Recession, the September 11 attacks, a difficult holiday retail season, dramatic declines in demand, especially in the travel industry - all these factors have caused an unusually high number of U.S. firms to file for bankruptcy this year. That's why there are bankruptcy laws.
The failure rate for new businesses is extraordinarily high. A country like the United States that actively encourages people to create new businesses must have protective ways to handle the failures.
And that, says Temple University Law School professor Melissa Jacoby, is what U.S. bankruptcy laws are designed to do. The idea is to prolong the life of the company in hopes of resurrecting it, and, at the same time, protect those owed money.

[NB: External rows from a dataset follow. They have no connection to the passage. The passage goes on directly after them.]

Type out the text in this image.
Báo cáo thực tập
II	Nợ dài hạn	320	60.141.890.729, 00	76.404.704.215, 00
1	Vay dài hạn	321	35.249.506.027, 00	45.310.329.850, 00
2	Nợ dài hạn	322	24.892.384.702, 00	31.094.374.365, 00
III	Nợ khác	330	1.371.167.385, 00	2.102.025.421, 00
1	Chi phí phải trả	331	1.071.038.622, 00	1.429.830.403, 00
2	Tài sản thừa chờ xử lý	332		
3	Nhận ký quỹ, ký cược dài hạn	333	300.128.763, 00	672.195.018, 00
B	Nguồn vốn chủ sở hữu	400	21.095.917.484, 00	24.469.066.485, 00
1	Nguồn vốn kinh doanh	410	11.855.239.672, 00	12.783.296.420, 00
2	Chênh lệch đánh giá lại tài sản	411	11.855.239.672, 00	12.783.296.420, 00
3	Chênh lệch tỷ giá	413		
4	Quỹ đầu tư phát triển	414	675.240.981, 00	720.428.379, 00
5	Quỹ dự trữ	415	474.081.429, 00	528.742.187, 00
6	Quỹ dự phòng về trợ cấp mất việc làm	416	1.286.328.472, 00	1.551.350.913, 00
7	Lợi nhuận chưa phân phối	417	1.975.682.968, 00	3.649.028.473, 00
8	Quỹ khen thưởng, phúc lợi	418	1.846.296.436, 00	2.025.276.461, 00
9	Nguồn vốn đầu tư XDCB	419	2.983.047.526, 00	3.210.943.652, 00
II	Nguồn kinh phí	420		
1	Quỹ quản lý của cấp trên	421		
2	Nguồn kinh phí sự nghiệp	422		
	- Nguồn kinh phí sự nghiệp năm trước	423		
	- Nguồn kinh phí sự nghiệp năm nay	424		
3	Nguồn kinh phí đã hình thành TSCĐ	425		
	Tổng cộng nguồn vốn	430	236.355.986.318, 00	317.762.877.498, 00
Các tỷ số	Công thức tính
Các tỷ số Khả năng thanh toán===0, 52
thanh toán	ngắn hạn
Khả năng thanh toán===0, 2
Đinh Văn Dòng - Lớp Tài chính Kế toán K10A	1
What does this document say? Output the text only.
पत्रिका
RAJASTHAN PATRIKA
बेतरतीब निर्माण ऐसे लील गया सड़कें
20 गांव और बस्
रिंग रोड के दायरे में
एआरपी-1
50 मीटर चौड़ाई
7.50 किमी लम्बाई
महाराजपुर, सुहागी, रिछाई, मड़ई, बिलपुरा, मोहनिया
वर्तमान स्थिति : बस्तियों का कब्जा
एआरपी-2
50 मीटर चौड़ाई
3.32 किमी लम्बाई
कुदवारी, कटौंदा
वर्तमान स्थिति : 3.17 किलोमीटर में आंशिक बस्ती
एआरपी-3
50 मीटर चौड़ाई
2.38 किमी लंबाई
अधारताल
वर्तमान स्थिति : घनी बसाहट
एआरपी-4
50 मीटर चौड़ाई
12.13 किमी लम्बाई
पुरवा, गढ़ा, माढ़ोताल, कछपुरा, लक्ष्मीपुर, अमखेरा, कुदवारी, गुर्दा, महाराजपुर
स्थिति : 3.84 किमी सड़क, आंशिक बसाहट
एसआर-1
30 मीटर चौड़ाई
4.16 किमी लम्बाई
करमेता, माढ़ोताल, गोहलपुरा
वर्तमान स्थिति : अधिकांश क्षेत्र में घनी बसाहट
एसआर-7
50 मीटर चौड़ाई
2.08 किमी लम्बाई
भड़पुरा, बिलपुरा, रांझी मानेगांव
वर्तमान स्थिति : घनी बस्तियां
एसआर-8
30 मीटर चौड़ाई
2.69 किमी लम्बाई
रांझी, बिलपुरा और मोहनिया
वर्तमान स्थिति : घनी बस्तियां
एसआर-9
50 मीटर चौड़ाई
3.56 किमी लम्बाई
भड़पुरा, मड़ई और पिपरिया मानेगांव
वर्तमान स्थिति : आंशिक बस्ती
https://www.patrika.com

The first thing that happens when a company declares bankruptcy, she says, is a shield goes up preventing creditors from collecting. "This provides both breathing room for the debtor as well as protecting each individual creditor, which otherwise would be engaged in some sort of race to the courthouse. Whoever could get there faster to collect their debts would get all. In bankruptcy law, all the creditors are protected under this injunction," she says.
Another important feature of bankruptcy law, Melissa Jacoby says, is that the debtor the owner of the bankrupt business stays in control.

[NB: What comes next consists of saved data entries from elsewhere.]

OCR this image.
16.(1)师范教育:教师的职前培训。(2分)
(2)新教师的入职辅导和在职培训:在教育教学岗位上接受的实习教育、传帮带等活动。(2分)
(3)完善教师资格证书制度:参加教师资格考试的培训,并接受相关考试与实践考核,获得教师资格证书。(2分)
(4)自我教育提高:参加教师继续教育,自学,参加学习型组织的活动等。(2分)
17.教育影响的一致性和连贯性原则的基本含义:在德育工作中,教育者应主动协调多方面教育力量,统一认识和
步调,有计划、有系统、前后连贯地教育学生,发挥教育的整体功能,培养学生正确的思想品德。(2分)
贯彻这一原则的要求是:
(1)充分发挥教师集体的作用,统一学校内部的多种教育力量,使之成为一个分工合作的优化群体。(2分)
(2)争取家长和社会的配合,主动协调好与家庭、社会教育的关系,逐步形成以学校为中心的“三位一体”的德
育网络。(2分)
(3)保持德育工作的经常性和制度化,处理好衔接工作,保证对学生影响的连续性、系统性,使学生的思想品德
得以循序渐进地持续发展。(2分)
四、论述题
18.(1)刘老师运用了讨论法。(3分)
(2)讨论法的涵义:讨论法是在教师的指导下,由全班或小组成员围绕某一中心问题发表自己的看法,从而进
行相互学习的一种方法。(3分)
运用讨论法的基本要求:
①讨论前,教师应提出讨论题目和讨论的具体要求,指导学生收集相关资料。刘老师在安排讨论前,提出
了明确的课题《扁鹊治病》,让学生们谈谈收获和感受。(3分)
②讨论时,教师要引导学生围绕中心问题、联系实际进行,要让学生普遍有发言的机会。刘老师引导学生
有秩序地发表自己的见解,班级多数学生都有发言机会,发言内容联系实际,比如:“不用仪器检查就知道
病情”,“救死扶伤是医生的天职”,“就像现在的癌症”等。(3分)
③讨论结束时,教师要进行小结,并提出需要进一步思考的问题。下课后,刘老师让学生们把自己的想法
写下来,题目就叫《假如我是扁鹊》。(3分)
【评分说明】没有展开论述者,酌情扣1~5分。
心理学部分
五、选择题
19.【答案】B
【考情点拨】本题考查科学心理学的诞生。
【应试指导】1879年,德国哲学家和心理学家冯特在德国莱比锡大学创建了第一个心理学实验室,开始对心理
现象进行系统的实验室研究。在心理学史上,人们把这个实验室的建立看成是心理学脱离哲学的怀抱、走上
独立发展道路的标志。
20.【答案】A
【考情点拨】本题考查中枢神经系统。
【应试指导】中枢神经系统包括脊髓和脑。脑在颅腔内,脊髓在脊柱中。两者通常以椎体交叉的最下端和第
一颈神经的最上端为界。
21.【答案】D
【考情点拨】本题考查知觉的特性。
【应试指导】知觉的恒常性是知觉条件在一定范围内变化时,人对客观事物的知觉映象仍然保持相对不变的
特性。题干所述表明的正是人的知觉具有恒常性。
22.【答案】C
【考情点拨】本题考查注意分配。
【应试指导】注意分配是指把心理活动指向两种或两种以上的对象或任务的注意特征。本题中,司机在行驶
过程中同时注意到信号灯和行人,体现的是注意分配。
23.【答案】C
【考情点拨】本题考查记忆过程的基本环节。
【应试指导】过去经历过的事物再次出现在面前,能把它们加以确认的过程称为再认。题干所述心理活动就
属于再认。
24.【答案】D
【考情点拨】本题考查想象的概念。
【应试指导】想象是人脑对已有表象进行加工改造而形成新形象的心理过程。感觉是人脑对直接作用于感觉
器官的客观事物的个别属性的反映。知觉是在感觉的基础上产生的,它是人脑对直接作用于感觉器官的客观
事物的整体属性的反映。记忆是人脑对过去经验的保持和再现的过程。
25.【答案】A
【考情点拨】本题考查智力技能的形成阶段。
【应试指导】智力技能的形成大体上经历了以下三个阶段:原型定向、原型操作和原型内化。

"So the debtor continues to try to operate the business while negotiating with all the different parties in trying to come up with a reorganization plan. Many of these businesses do have a chance to reorganize and survive and we are all better off the parties involved and society at large if the business does get a chance to go on," she explains.
Arthur Abramowitz, an attorney at Philadelphia's Cozen O'Connor law firm, says declaring bankruptcy gives a business breathing room. It gives a firm time to restructure debt and rework the balance sheet. He says retailers, especially, tend to benefit from the bankruptcy system.
"Suppose you have 1,000 stores and maybe only 400 of them are making any money, but 600 are bringing the company down. The bankruptcy code allows you to close those 600 while keeping open the 400. While you will have to make an arrangement for creditors to pay something toward the balance, it allows you some flexibility that you wouldn't normally have," he says.
And now the bad news: Only about 10 percent of the firms that file for bankruptcy in the United States recover and become profitable again.
But, Mr. Abramowitz says, declaring bankruptcy gives even those firms that ultimately fail an opportunity to maximize their assets, deal with their creditors and forewarn their employees.